Building proper hierarchical dirichlet process

Hey everybody,
I recently did some research on hierarchical models in pymc and how to implement them. But what was interesting is that I haven’ t found one model with several levels that seems to have created valid results. On many blogs and in papers where approaches to build models to describe normal distributed data but in every single one there were serious warnings during sampling: rhat is greater than 1.4, effective samples smaller than 200, great amount of divergences, etc. (here is one example: GLM: Hierarchical Linear Regression — PyMC3 3.10.0 documentation). The authors simply ignored these warnings but I think they are a strong indicator that the results might be biased. So I set up a model for myself using the conjugate prior of the normal distribution, the normal-inverse-gamma distribution or the LKJ (depending on the data) with both variable mean and variance, and ran some samplings.

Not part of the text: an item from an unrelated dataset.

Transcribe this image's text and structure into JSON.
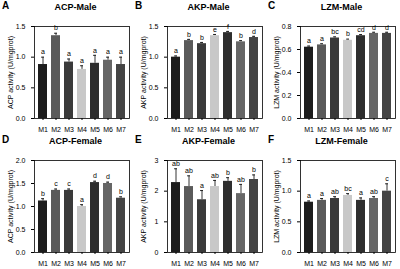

Eventually I wasn’ t able to build a model that would be able to exceed the existing models. This created some questions I couldn’ t answer so far.
So I decided to ask you if anyone has experience regarding this topic and the performance of NUTS-sampling in general. I have read of some troubles that pymc has with hierarchical models. The maximum amount of levels for a stable sampling seems to be three levels and multi-modal posteriors appear to cause sampling problems. Another problem are centred distributions (there are interesting papers how to change a centred normal distribution to a non-centred).
So what do you think, does pymc have problems building stable hierarchical models? Or does it only have problems with conjugate-prior models? Or are the existing approaches even simply badly parametrized?
My approach for a hierarchical model for a conjugate prior would be something like this:

x_i|\mu,\tau\sim N(\mu,\tau) i.i.d.
\mu|\tau \sim N(\mu_0,n_0\tau)
\tau \sim Ga(\alpha,\beta)

With the hyperparameters being drawn a level below.

Looking forward to answers!
Leon